L'axe Metz-Luxembourg se situe sur l'un des plus grands corridors de transports définis par la Commission européenne, qui relie la mer du Nord et ses grands ports maritimes à l'Europe méditerranéenne. Ce corridor européen, baptisé « Mer du Nord-Méditerranée », est un élément structurant du réseau transeuropéen de transport, et contribue à la croissance économique des territoires qu'il traverse. Il joue donc un rôle essentiel, non seulement pour la France et le Luxembourg, mais aussi pour de nombreux autres États membres.

Le constat de l'urgence en matière d'intermodalité est également clair. Nous mesurons tous, non sans inquiétude, combien le développement des transports en dehors de toute considération environnementale est nuisible pour l'avenir. C'est pourquoi les politiques de transports, comme toutes les politiques publiques, doivent, selon nous, être pensées en fixant des objectifs de développement durable.

Ce protocole participe d'une intermodalité européenne qui comprend des axes routiers et ferroviaires ainsi que des voies navigables. La mise en oeuvre de transports durables, innovants et connectés est indispensable à la réalisation des objectifs de l'Union européenne en matière d'énergie et de climat, à l'heure où nos sociétés deviennent de plus en plus mobiles.

La bonne mobilité des travailleurs franco-luxembourgeois n'est pas uniquement un enjeu de coopération entre nos deux pays.
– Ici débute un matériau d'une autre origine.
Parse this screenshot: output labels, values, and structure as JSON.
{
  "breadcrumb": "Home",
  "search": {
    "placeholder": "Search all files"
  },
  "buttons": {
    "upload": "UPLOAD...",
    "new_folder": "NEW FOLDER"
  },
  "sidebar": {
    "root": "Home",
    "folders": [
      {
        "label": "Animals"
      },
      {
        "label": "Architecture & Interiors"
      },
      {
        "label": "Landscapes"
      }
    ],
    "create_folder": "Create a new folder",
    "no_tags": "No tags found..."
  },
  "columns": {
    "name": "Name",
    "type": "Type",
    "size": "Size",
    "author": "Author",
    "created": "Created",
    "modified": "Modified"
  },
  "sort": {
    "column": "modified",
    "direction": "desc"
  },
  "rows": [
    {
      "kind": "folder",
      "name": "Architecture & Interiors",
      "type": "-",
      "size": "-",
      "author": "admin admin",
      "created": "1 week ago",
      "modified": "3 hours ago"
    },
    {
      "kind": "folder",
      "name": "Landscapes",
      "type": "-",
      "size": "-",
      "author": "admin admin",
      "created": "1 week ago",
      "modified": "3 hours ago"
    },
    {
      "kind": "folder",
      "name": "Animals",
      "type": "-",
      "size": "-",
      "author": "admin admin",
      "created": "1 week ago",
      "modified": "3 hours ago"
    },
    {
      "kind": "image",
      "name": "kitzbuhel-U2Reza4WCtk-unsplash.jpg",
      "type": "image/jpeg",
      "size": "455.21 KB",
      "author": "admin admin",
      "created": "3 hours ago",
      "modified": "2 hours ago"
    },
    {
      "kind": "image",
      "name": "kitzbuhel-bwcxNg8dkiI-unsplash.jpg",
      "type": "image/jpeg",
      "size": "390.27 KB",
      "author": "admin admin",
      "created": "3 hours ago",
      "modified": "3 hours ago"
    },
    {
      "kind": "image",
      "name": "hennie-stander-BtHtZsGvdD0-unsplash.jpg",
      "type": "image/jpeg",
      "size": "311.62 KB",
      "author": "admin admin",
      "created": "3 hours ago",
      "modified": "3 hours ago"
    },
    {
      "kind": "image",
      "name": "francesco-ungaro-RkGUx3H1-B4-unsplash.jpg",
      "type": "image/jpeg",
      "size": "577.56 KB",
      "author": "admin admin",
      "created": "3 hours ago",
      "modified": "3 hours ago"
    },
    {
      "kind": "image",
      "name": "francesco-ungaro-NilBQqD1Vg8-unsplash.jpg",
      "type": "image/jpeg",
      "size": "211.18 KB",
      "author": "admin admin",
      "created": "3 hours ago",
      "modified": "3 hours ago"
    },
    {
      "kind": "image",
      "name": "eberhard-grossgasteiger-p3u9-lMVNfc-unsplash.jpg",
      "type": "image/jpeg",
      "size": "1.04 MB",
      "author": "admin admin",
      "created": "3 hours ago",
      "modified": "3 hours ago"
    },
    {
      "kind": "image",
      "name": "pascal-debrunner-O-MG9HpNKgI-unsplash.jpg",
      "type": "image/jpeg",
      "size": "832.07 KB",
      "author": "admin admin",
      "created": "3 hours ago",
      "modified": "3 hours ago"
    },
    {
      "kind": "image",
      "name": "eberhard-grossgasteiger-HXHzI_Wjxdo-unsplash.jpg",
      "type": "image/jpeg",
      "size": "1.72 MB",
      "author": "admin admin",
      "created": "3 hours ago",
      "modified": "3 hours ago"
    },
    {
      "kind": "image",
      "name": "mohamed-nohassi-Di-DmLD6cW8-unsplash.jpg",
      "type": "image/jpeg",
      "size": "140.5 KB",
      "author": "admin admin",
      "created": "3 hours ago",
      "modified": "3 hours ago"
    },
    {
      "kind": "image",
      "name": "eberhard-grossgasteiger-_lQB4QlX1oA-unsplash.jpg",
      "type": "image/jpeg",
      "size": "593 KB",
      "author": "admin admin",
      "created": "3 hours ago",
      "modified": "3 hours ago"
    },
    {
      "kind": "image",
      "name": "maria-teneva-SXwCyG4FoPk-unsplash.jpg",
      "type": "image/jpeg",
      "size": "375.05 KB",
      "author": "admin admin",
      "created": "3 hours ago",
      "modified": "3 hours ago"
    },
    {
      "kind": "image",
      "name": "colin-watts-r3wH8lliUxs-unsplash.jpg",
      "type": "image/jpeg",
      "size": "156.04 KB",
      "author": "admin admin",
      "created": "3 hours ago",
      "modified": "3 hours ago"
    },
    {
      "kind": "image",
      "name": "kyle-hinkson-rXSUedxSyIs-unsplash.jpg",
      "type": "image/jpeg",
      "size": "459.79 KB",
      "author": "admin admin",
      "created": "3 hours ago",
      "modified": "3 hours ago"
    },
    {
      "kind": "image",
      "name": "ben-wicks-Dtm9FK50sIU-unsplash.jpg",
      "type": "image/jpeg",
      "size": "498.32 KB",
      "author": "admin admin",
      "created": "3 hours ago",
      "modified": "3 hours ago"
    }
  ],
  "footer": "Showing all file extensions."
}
C'est aussi un enjeu d'action climatique, qui vient appuyer l'engagement de la France et du Luxembourg dans l'Alliance pour la décarbonation des transports.
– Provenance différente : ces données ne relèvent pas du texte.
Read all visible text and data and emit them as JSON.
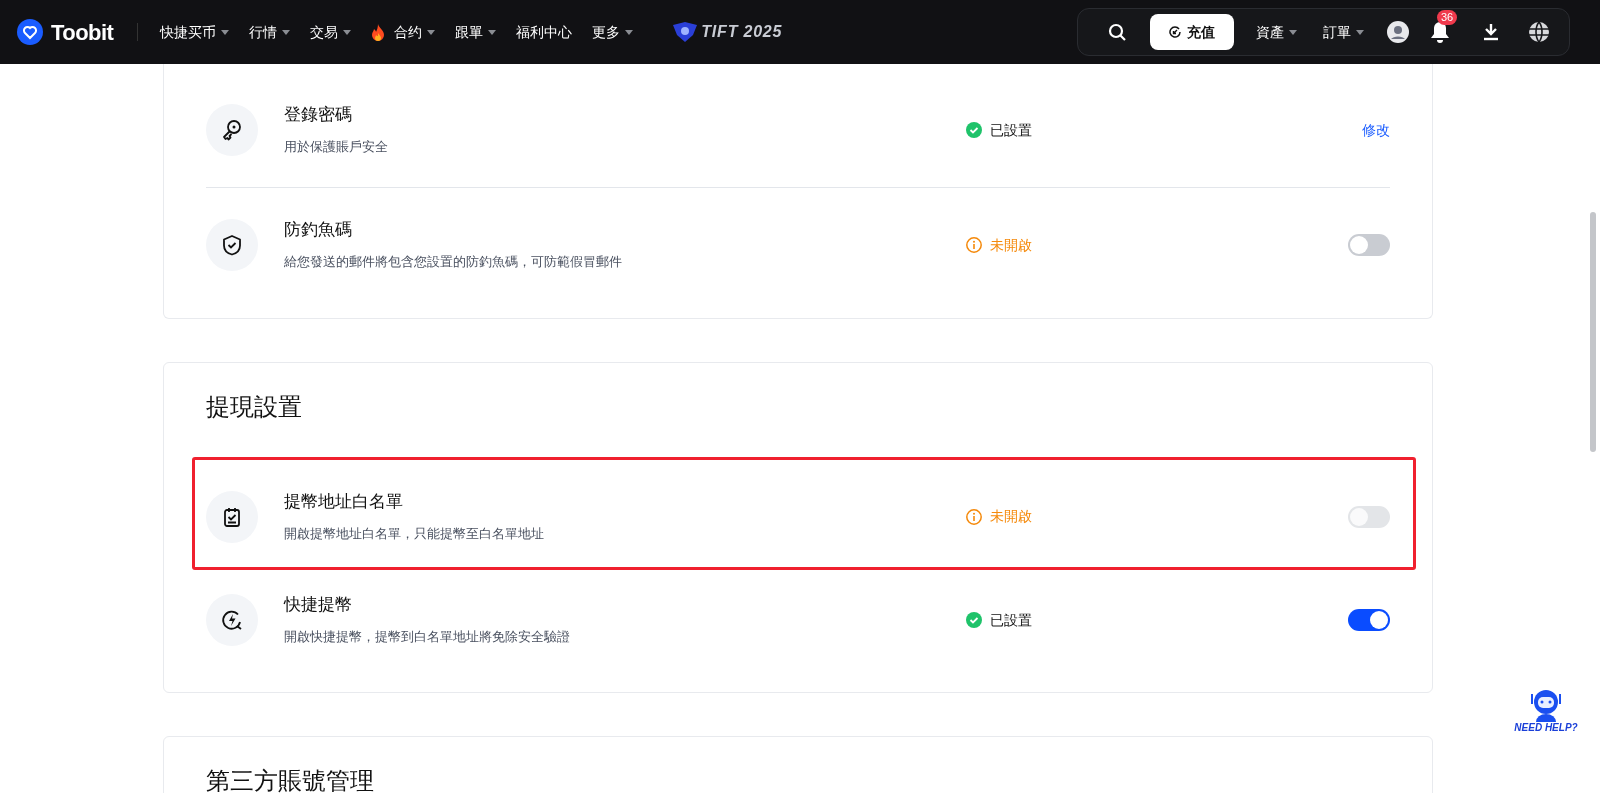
{
  "nav": {
    "logo_text": "Toobit",
    "menu": [
      {
        "label": "快捷买币",
        "dropdown": true
      },
      {
        "label": "行情",
        "dropdown": true
      },
      {
        "label": "交易",
        "dropdown": true
      },
      {
        "label": "合约",
        "dropdown": true
      },
      {
        "label": "跟單",
        "dropdown": true
      },
      {
        "label": "福利中心",
        "dropdown": false
      },
      {
        "label": "更多",
        "dropdown": true
      }
    ],
    "event_logo_text": "TIFT 2025",
    "deposit_button": "充值",
    "account_menu": [
      {
        "label": "資產",
        "dropdown": true
      },
      {
        "label": "訂單",
        "dropdown": true
      }
    ],
    "notification_count": "36"
  },
  "sections": [
    {
      "rows": [
        {
          "title": "登錄密碼",
          "description": "用於保護賬戶安全",
          "status": {
            "kind": "set",
            "text": "已設置"
          },
          "control": {
            "kind": "link",
            "label": "修改"
          },
          "highlighted": false
        },
        {
          "title": "防釣魚碼",
          "description": "給您發送的郵件將包含您設置的防釣魚碼，可防範假冒郵件",
          "status": {
            "kind": "unset",
            "text": "未開啟"
          },
          "control": {
            "kind": "toggle",
            "on": false,
            "disabled": false
          },
          "highlighted": false
        }
      ]
    },
    {
      "title": "提現設置",
      "rows": [
        {
          "title": "提幣地址白名單",
          "description": "開啟提幣地址白名單，只能提幣至白名單地址",
          "status": {
            "kind": "unset",
            "text": "未開啟"
          },
          "control": {
            "kind": "toggle",
            "on": false,
            "disabled": true
          },
          "highlighted": true
        },
        {
          "title": "快捷提幣",
          "description": "開啟快捷提幣，提幣到白名單地址將免除安全驗證",
          "status": {
            "kind": "set",
            "text": "已設置"
          },
          "control": {
            "kind": "toggle",
            "on": true,
            "disabled": false
          },
          "highlighted": false
        }
      ]
    },
    {
      "title": "第三方賬號管理"
    }
  ],
  "help_widget": {
    "label": "NEED HELP?"
  }
}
Derrière ce protocole d'accord, l'objectif plus large est de conduire une démarche active, ambitieuse et coordonnée dans le domaine des transports pour mettre en oeuvre l'accord de Paris. Agir pour le changement climatique exige que le monde, peu après 2050, réduise à zéro ses émissions nettes. Cela constitue un défi majeur, et nécessite des actions audacieuses pour une transformation systémique du secteur des transports. La France, le Luxembourg et l'ensemble des États membres doivent donc aller vers des transports plus propres et plus efficaces, tant publics que privés.
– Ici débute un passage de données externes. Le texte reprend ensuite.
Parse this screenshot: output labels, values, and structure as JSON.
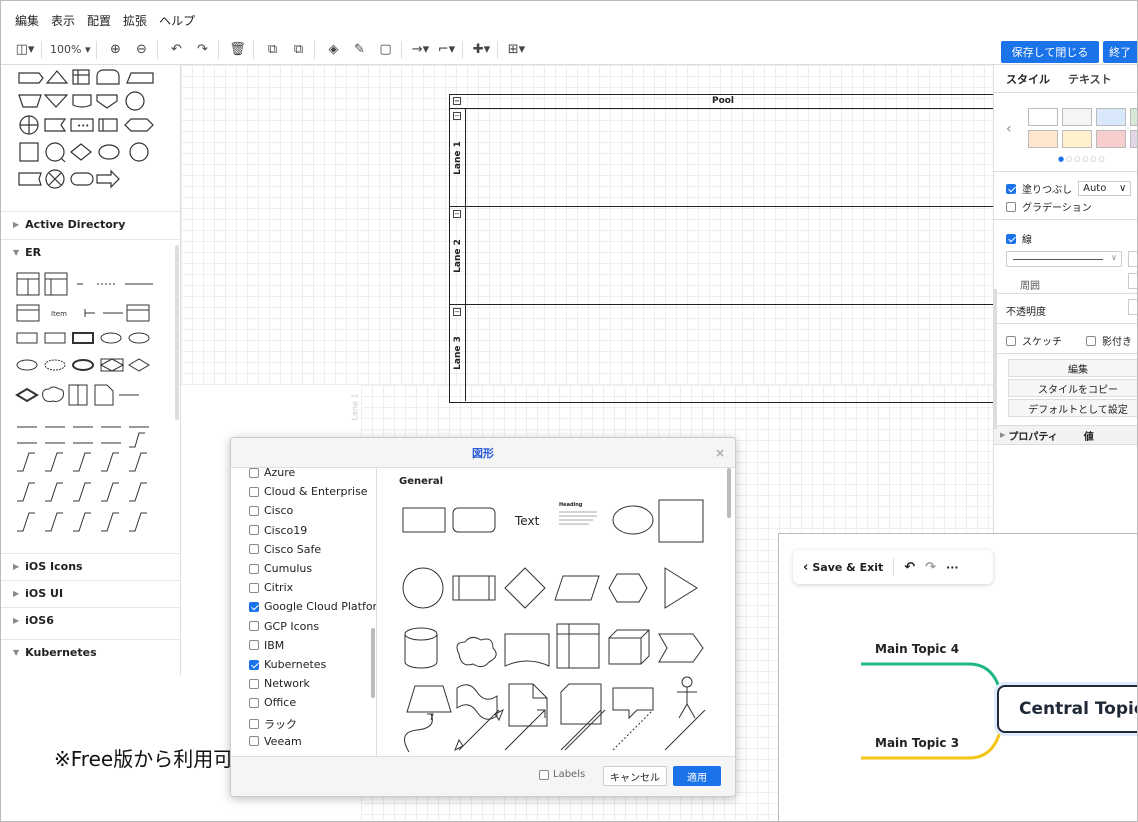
{
  "menu": {
    "items": [
      "編集",
      "表示",
      "配置",
      "拡張",
      "ヘルプ"
    ]
  },
  "toolbar": {
    "zoom": "100%",
    "save_close": "保存して閉じる",
    "exit": "終了"
  },
  "sidebar": {
    "sections": [
      {
        "label": "Active Directory",
        "state": "collapsed"
      },
      {
        "label": "ER",
        "state": "expanded"
      },
      {
        "label": "iOS Icons",
        "state": "collapsed"
      },
      {
        "label": "iOS UI",
        "state": "collapsed"
      },
      {
        "label": "iOS6",
        "state": "collapsed"
      },
      {
        "label": "Kubernetes",
        "state": "expanded"
      }
    ],
    "er_item_label": "Item"
  },
  "canvas": {
    "pool_title": "Pool",
    "lanes": [
      "Lane 1",
      "Lane 2",
      "Lane 3"
    ],
    "ghost_lane": "Lane 1"
  },
  "format_panel": {
    "tabs": [
      "スタイル",
      "テキスト"
    ],
    "fill_label": "塗りつぶし",
    "fill_value": "Auto",
    "gradient_label": "グラデーション",
    "line_label": "線",
    "perimeter_label": "周囲",
    "opacity_label": "不透明度",
    "sketch_label": "スケッチ",
    "shadow_label": "影付き",
    "edit_btn": "編集",
    "copy_style_btn": "スタイルをコピー",
    "default_btn": "デフォルトとして設定",
    "props_label": "プロパティ",
    "value_label": "値",
    "swatch_colors": [
      "#ffffff",
      "#f5f5f5",
      "#dae8fc",
      "#d5e8d4",
      "#ffe6cc",
      "#fff2cc",
      "#f8cecc",
      "#e1d5e7"
    ]
  },
  "dialog": {
    "title": "図形",
    "close": "×",
    "section_title": "General",
    "text_shape": "Text",
    "heading_shape": "Heading",
    "libraries": [
      {
        "label": "Azure",
        "checked": false
      },
      {
        "label": "Cloud & Enterprise",
        "checked": false
      },
      {
        "label": "Cisco",
        "checked": false
      },
      {
        "label": "Cisco19",
        "checked": false
      },
      {
        "label": "Cisco Safe",
        "checked": false
      },
      {
        "label": "Cumulus",
        "checked": false
      },
      {
        "label": "Citrix",
        "checked": false
      },
      {
        "label": "Google Cloud Platform",
        "checked": true
      },
      {
        "label": "GCP Icons",
        "checked": false
      },
      {
        "label": "IBM",
        "checked": false
      },
      {
        "label": "Kubernetes",
        "checked": true
      },
      {
        "label": "Network",
        "checked": false
      },
      {
        "label": "Office",
        "checked": false
      },
      {
        "label": "ラック",
        "checked": false
      },
      {
        "label": "Veeam",
        "checked": false
      }
    ],
    "labels_option": "Labels",
    "cancel": "キャンセル",
    "apply": "適用"
  },
  "note": "※Free版から利用可能",
  "mindmap": {
    "save_exit": "Save & Exit",
    "more": "···",
    "topic_4": "Main Topic 4",
    "topic_3": "Main Topic 3",
    "central": "Central Topic",
    "colors": {
      "branch_top": "#1db981",
      "branch_bottom": "#f5c518",
      "central_border": "#1f2937"
    }
  }
}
Ce protocole illustre bien la volonté de nos deux pays de mettre en oeuvre une politique des transports répondant à ces objectifs, en promouvant notamment le transport par rail et, plus généralement, les transports en commun et le covoiturage.

En effet, les objectifs, à l'horizon 2030, des projets d'aménagements multimodaux prévus par ce protocole sont de multiplier par 2,5 le nombre de passagers quotidiens du train, de doubler le nombre de covoitureurs et de tripler le nombre d'usagers des cars transfrontaliers.

En oeuvrant pour une mobilité plus propre et plus efficace des travailleurs transfrontaliers, nos deux pays dynamiseront également l'économie locale, en permettant par exemple la circulation de trains de marchandises transfrontaliers et européens, même aux heures de pointe, ce qui n'est pas possible aujourd'hui, et en favorisant une meilleure circulation vers les bassins d'emplois frontaliers.

Le groupe Libertés et territoires est particulièrement engagé pour la mise en oeuvre de politiques de transports plus efficaces, visant à une plus grande fluidité des échanges, à moins d'émissions polluantes, à une croissance verte de plus en plus développée pour des emplois durables au coeur des territoires.

Nous considérons que ce protocole d'accord entre la France et le Luxembourg s'inscrit dans notre vision d'une Europe des transports sûrs, durables et connectés. C'est la raison pour laquelle nous voterons en faveur de ce projet de loi.